El nombre del libro viene de los levitas, la tribu escogida para el servicio sacerdotal. Pero el asunto central no es una tribu: es cómo un pueblo pecador puede acercarse a un Dios perfectamente santo.
Los primeros capítulos explican los sacrificios: holocausto, ofrenda de cereal, ofrenda de comunión, ofrenda por el pecado y ofrenda por la culpa. La mayoría de ellas implicaba sangre y enseñaba que el perdón tiene un precio.
Enseguida, Aarón y sus hijos son consagrados sacerdotes. La alegría de la ceremonia se interrumpe cuando dos de ellos mueren por desobedecer a Dios, un recordatorio solemne de que servir al Señor exige reverencia.
Después vienen las leyes de pureza, que tocaban casi todo: comida, enfermedades, nacimiento, vida sexual. Ellas enseñaban a Israel a ver la santidad no como un asunto de templo, sino de vida entera.
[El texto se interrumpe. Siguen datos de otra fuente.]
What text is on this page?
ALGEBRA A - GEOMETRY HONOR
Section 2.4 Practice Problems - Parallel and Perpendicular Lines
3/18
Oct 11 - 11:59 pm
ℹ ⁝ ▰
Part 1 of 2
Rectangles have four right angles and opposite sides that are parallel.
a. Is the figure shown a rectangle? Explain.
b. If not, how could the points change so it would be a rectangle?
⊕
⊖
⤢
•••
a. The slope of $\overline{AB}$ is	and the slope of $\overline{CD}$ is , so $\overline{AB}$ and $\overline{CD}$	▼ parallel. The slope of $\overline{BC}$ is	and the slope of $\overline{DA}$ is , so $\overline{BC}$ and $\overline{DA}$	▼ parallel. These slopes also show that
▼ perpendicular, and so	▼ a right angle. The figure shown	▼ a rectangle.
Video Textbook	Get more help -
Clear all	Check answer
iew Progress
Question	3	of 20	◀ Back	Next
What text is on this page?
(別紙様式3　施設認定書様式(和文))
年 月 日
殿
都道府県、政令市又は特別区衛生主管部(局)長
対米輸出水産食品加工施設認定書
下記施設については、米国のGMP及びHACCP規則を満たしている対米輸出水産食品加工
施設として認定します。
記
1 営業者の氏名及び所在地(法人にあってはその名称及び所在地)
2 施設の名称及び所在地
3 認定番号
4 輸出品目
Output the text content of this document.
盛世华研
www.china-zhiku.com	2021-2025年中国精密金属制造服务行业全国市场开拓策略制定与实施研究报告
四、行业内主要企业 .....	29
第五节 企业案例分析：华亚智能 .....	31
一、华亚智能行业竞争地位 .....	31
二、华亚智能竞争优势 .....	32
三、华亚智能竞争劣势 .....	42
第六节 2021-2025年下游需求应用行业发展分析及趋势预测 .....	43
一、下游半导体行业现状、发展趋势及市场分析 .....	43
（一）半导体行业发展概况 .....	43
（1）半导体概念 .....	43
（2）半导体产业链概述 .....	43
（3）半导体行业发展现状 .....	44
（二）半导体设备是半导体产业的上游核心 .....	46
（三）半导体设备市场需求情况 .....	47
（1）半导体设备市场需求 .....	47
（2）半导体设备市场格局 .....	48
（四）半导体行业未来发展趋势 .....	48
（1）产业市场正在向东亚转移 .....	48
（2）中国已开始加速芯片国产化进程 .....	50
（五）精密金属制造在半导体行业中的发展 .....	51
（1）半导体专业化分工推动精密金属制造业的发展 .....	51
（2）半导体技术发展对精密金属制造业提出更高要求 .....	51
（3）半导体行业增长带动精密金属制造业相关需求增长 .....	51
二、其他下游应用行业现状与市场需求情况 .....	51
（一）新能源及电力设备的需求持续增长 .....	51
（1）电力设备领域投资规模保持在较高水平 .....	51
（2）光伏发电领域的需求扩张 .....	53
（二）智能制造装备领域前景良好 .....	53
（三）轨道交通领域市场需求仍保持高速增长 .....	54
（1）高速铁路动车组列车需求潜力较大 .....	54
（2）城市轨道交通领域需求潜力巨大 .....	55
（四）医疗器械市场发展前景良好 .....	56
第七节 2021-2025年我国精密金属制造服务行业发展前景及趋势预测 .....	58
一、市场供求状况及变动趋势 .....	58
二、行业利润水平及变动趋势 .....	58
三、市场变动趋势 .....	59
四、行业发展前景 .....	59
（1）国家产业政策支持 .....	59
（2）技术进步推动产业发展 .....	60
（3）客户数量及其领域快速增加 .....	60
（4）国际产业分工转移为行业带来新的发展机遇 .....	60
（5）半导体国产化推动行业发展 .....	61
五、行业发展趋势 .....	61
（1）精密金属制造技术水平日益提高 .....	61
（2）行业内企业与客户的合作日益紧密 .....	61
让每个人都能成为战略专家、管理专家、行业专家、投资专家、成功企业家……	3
El punto culminante del libro es el Día de la Expiación, cuando el sumo sacerdote entraba una vez al año en el Lugar Santísimo para llevar los pecados de todo el pueblo delante de Dios. Ese día apuntaba a la necesidad de un sacrificio mayor y definitivo.
En los capítulos finales, la llamada Ley de Santidad une adoración y ética: amar al prójimo como a uno mismo, guardar las fiestas del Señor, dejar descansar la tierra y liberar a los esclavizados en el año del jubileo.
Levítico puede parecer distante para el lector de hoy, lleno de rituales que ya no se practican. Pero detrás de cada ley está la misma pregunta que todavía importa: cómo alguien impuro puede vivir cerca de un Dios santo.
La respuesta del libro apunta, capítulo tras capítulo, hacia un sacrificio que finalmente resolvería esa distancia. Vale la pena leer Levítico hasta el final para entender por qué el Nuevo Testamento habla tanto de la sangre, del sumo sacerdote y del velo rasgado.